Podría pensarse pues, que la obra de Sasturain es una constante búsqueda de esas contradicciones, y que Hammett (de todos los escritores, Hammett) es el punto en el que esas tensiones resultan más productivas para Sasturain. Porque, por una parte, la obra de los noventa de Sasturain no deja de hacer crecer la metatextualidad, pero si en los ochenta eso le permitía desarrollar una obra que resolvía de manera original aquello que paralizaba a sus contemporáneos, en los noventa, le permite desarmar todo ese edificio genérico.

Porque desde mediados de la década de los noventa comienza a desarrollarse una línea narrativa “negra” que abdica del realismo “costumbrista” y se decanta por el uso de estructuras genéricas extrañas a la literatura de los setenta y ochenta (como muestra la estructura aluvional de Plata quemada, o la mezcla de ciencia ficción y policial de las primeras novelas de Ricardo Romero).

En esos años Sasturain, publica la extraordinaria Los sentidos del agua (1992, en la colección La muerte y la Brújula), una novela que anuncia La pesquisa, de Saer, publicada dos años más tarde.[1] Y, en 1996, en el núcleo de las transformaciones de la década, publica “Nick Frascara y los simulacros del crimen”, en Zenitram. En ambos textos, entre ambos textos, puede apreciarse el cambio en las tensiones que definen la relación entre el género policial y otros consumos “masivos”. En efecto, Los sentidos del agua incluye, como Manual de perdedores, historietas que operan como epígrafes y múltiples referencias a la cultura de masas y la historia del policial. Esas referencias, sin embargo, son referencias de los personajes o la enuciación, la voz narradora, en cambio, apela a ciertos recursos irónicos, pero no cede a la mención y la cita. Si se quiere, se trata de una incorporación de esos materiales como objeto de reflexión antes que como material constructivo que se decanta, en cambio, por el Quijote y la serie negra en su sentido más “literario”. En este sentido, tanto Los sentidos del agua como “Nick Frascara…” son las intervenciones que más desarrollan la relación “culta” con la cultura de masas, invirtiendo esa relación y dando a la escritura masiva el estatuto que unos años más tarde iba a dar Saer al aura de un manuscrito en La pesquisa. “Nick Frascara”, sin embargo, abandona el policial. Es la “biografía apócrifa” de un uruguayo que, en Estados Unidos durante la década del sesenta, fascinado por el arte pop, se hace un nombre como artista montando pastiches que reflexionan sobre las posibilidades conceptuales del género negro.
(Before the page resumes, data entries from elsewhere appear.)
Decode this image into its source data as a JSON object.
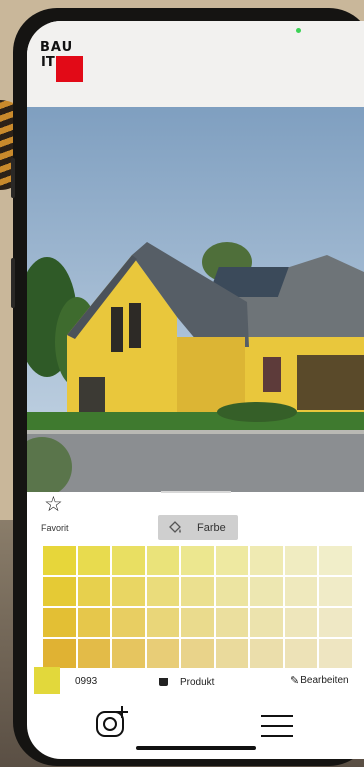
{
  "app": {
    "logo_text": "BAU",
    "logo_text_2": "IT",
    "logo_color": "#e20a17"
  },
  "photo": {
    "subject": "yellow-house"
  },
  "favorite": {
    "icon": "star-outline-icon",
    "label": "Favorit"
  },
  "mode_button": {
    "icon": "paint-bucket-icon",
    "label": "Farbe"
  },
  "palette": {
    "rows": [
      [
        "#e7d63a",
        "#e8db4e",
        "#e9df62",
        "#eae37a",
        "#ece78f",
        "#eee9a1",
        "#efeab2",
        "#f0ecc1",
        "#f1eec9"
      ],
      [
        "#e5ca35",
        "#e7d04d",
        "#e9d663",
        "#eadc7b",
        "#ebe08f",
        "#ece4a1",
        "#ede7b1",
        "#efe9bd",
        "#f0ebc7"
      ],
      [
        "#e3bf34",
        "#e6c74b",
        "#e8ce62",
        "#e9d679",
        "#eadb8d",
        "#ebdf9e",
        "#ece3ad",
        "#eee6bb",
        "#efe8c5"
      ],
      [
        "#e0b233",
        "#e3bb48",
        "#e6c55f",
        "#e8cd77",
        "#e9d38a",
        "#eada9c",
        "#ebdeab",
        "#ede2b7",
        "#eee5c1"
      ]
    ]
  },
  "selection": {
    "color": "#e2d83b",
    "code": "0993"
  },
  "actions": {
    "produkt_icon": "paint-pot-icon",
    "produkt_label": "Produkt",
    "edit_icon": "pencil-icon",
    "edit_label": "Bearbeiten"
  },
  "nav": {
    "camera_icon": "add-photo-icon",
    "menu_icon": "hamburger-menu-icon"
  }
}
Las obras de Frascara son una desconstrucción del cine negro en seis escenas clásicas del género (sus “Simulacros básicos”: la malvada familia, el callejón, la llamada fatal, la rociada de balas desde un automóvil en movimiento, etc.). Borges habría conocido los Simulacros y habría considerado escribir “El redundante gangster Nick ‘Remake’ Frascara”.

En un sentido, “Nick Frascara y los simulacros del crimen” son el punto culminante de la serie que comienza con Soriano y Puig en 1973: invierte la secuencia histórica, Frascara (un “escritor” pop, como Puig , o un “verdadero” Soriano) es leído por Borges (y Sasturain cita las opiniones de este Borges) y el texto se dedica a disecar y desmontar aquello que los compañeros de generación de Sasturain tomaron como “realismo”. En ese sentido puntual, y en el punto en que, como Triste, solitario y final y The Buenos Airs Affair son más un repertorio que propiamente novelas policiales, “Nick Frascara” representa la clausura de un modo de representación.
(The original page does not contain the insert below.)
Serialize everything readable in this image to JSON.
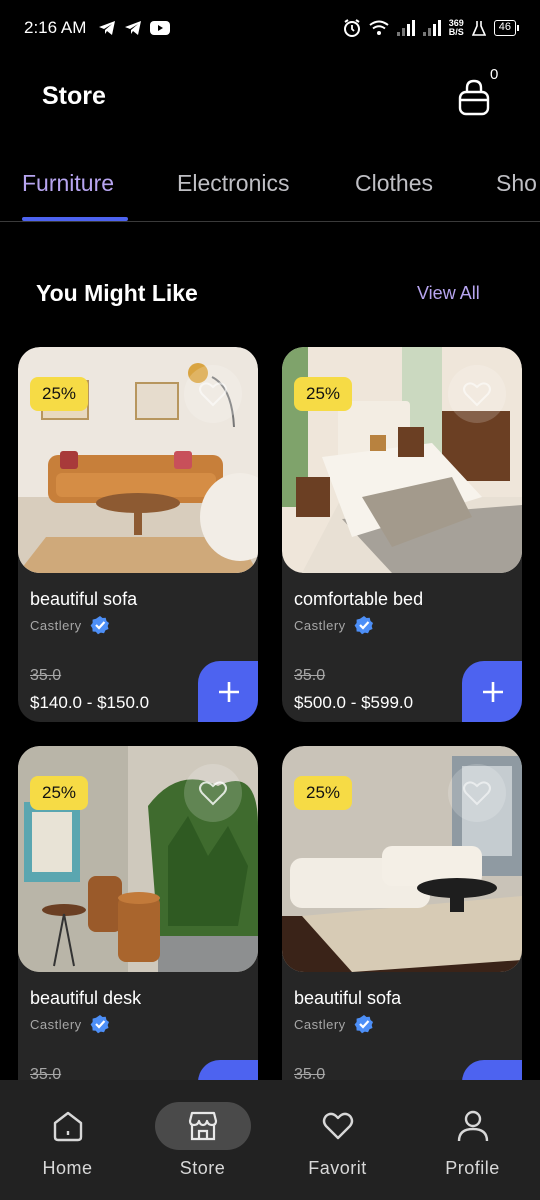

Pero por otra parte, en estos años, Sasturain publica uno de sus relatos más metatextuales y uno de los grandes momentos del policial argentino, “Versión de un relato de Hammett”, en el que la relación dramática entre relato policial y “realidad política” toma su forma definitiva en las dificultades de un escritor argentino por crear un texto que parezca una “traducción española” de un falso “relato inédito” de Hammett. Ahí se ve la tesis central que sostendrá toda la relación política de sus libros: la ficción, la ficción más berreta que puede imaginarse (y no solamente la ficción “sofisticada”) elabora de manera compleja su relación con el referente político.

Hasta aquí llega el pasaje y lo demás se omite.